Ma quello che mettiamo sotto al tappeto sono cose grosse: non è polvere, ma pietre su cui si può inciampare. I padri nobili della m.q., Bohr, Heisemberg, la "scuola di Copenhagen", credevano nella validità dell'equazione di Shroedinger, che si propaga ovunque nello spazio e nel tempo, propagando un'onda di probabilità, ma spiegavano il fatto che poi, quando faccio una misura, ad esempio su un elettrone, lo trovo lì, proprio lì, in un modo strano e poco logico. Dicevano che la funzione d'onda "collassava in un autostato". Spariva la nuvola di probabilità e compariva la certezza classica. Perchè? "Perchè si".
La meccanica quantistica, inoltre, non chiarisce il ruolo dell'osservatore: lo rende ambiguamente partecipe, anzi compenetrato con l'osservato. La realtà esterna esiste a prescindere da chi l'osserva o la misura? Sembra più una "teoria efficace" piuttosto che una teoria fondamentale. Buona per i calcoli, ma piena di difetti epistemologici.
Quest'estate discutevo, mentre cenavamo, e bevevamo molto, con alcuni amici che si occupano di educazione dei bambini: ne avevano alcuni autistici o con Asperger. Io azzardai che, forse, uno dei loro problemi era come e cosa guardassero. La loro esclusione dal nostro mondo poteva dipendere dal fatto che non vedevano noi, ma la nuvola di probabilità di Shroedinger o peggio vedevano molti noi contemporaneamente, come una folla impazzita di cloni. Una versione moltiplicata dell'ubriaco.
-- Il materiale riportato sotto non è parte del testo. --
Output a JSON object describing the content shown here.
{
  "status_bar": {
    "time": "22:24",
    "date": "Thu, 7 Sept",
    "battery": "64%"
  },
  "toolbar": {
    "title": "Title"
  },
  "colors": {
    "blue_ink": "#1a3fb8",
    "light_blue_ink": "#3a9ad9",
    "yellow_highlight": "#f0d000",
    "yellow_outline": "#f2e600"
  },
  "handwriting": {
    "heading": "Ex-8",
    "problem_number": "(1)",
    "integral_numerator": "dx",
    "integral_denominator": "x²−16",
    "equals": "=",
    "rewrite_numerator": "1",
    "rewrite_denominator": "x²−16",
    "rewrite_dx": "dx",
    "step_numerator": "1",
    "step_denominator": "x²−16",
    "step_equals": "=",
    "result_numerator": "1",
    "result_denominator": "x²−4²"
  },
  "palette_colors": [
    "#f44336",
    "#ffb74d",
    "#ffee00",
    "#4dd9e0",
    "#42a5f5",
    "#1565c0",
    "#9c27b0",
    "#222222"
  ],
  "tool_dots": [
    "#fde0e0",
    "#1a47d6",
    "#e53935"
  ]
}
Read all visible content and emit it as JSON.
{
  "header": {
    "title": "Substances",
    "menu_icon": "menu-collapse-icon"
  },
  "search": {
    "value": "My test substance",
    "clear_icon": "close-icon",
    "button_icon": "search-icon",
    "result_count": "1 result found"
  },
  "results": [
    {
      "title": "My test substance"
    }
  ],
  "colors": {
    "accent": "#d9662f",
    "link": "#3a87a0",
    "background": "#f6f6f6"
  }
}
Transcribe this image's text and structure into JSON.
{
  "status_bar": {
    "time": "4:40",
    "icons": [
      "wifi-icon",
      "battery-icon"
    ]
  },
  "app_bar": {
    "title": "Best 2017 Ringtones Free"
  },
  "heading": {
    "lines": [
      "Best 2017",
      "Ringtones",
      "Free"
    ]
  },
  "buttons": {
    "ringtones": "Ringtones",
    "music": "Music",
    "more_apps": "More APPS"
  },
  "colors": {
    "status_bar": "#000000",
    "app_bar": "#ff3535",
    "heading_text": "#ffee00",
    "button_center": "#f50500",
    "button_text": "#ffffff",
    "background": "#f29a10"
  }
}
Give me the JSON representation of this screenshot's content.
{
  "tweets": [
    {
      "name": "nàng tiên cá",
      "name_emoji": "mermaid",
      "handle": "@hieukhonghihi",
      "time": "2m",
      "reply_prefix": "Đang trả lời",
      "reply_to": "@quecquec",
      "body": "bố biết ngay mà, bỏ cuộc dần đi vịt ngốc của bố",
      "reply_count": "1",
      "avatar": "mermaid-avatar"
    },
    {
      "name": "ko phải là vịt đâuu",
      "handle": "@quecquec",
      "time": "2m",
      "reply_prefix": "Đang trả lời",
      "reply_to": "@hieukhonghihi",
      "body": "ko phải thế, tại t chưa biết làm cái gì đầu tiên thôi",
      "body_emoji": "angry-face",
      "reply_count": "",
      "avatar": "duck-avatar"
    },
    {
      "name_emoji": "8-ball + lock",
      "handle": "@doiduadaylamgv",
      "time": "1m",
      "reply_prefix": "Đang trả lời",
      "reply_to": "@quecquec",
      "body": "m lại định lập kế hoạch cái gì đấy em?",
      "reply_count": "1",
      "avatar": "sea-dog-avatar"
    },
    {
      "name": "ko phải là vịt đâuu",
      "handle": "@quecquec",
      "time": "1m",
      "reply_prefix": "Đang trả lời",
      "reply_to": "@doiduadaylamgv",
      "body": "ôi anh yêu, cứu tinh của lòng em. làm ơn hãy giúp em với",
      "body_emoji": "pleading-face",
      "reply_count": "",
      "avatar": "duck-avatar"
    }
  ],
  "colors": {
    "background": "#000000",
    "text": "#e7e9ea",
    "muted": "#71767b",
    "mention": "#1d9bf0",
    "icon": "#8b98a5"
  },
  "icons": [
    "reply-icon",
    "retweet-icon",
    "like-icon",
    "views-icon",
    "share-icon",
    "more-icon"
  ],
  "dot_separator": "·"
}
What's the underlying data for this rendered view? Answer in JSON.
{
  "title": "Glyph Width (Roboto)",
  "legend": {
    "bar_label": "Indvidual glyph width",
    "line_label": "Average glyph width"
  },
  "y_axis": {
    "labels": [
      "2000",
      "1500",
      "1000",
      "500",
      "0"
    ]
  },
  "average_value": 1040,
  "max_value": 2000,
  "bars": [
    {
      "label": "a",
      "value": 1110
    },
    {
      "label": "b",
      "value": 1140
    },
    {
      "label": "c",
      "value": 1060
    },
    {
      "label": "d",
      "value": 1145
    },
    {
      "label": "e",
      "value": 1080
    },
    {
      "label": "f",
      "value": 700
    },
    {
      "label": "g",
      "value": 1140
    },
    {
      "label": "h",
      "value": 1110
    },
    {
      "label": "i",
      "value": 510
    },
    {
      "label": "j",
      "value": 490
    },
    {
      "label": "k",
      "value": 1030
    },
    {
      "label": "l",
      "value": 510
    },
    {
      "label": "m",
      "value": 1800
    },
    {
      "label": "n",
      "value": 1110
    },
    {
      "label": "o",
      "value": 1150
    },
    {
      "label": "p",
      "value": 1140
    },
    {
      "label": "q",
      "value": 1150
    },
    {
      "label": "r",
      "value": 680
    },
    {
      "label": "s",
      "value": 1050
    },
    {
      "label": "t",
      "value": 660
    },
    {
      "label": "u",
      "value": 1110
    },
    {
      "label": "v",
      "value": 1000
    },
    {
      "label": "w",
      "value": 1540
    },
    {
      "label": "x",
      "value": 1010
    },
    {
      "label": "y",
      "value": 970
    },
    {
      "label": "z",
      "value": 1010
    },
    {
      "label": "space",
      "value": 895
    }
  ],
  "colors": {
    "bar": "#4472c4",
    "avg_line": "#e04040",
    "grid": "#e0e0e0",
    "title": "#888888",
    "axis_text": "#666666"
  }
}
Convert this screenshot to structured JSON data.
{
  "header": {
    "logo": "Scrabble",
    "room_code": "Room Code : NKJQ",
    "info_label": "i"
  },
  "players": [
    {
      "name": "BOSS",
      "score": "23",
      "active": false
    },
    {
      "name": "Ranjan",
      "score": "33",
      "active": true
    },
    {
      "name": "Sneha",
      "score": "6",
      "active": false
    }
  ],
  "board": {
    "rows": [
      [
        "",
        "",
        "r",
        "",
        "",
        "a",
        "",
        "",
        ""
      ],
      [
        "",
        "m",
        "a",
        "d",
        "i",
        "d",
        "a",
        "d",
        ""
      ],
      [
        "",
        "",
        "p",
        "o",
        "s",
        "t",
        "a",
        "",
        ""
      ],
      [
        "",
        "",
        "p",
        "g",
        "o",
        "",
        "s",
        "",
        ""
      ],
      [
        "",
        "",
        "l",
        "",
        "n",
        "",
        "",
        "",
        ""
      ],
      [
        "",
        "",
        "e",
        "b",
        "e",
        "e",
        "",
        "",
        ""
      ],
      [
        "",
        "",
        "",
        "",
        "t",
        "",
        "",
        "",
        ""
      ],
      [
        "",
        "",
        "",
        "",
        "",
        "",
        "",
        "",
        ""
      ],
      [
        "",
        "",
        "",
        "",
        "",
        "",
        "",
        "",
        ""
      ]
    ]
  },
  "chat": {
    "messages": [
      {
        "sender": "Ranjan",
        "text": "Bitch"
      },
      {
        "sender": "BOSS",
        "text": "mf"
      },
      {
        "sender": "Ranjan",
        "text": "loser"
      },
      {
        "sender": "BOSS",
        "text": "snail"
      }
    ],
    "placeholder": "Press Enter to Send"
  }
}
Nel 1957 un dottorando americano, Hug Everett, nella sua tesi, stabilì che l'onda di probabilità non collassa mai. In realtà anche un ficico francese, De Broglie, lo aveva detto tempo prima, ma Everett va oltre. L'osservatore vede un elettrone in un dato punto, che è quello che sta nell'universo in cui vive. Ma esistono altre a priori infinite possibilità che tale particella stia da un'altra parte. E disse che ad ogni altra possibilità corrisponde un altro osservatore. Di osservatori ce ne sono più di uno, di universi ne esistono più di uno. Nasceva il concetto di multiverso. Il multiverso quantistico. Vedremo dopo come il concetto di multiverso, apparentemente fantascientifico, sia molto importante per comprendere, ad esempio, quello della gerarchia e molti altri di tipo cosmologico.
Un'altra interpretazione, molto intrigante, è quella del fisico Carlo Rovelli, che fa riferimento alle proprietà relazionali. Secondo tale interpretazione, le particelle esistono tout court se hanno relazione con altre particelle. In altre parole, non ha senso di parlare di realtà isolate con caratteristiche intrinseche. E' l'nterazione tra le cose che le rende reali, non viceversa. Rovelli dice che "la meccanica quantistica non descrive oggetti, ma processi ed eventi che sono interazioni tra processi" Forse la granularità stessa della MQ nasce da questo, dal rapporto uno ad uno caratteristico delle relazioni.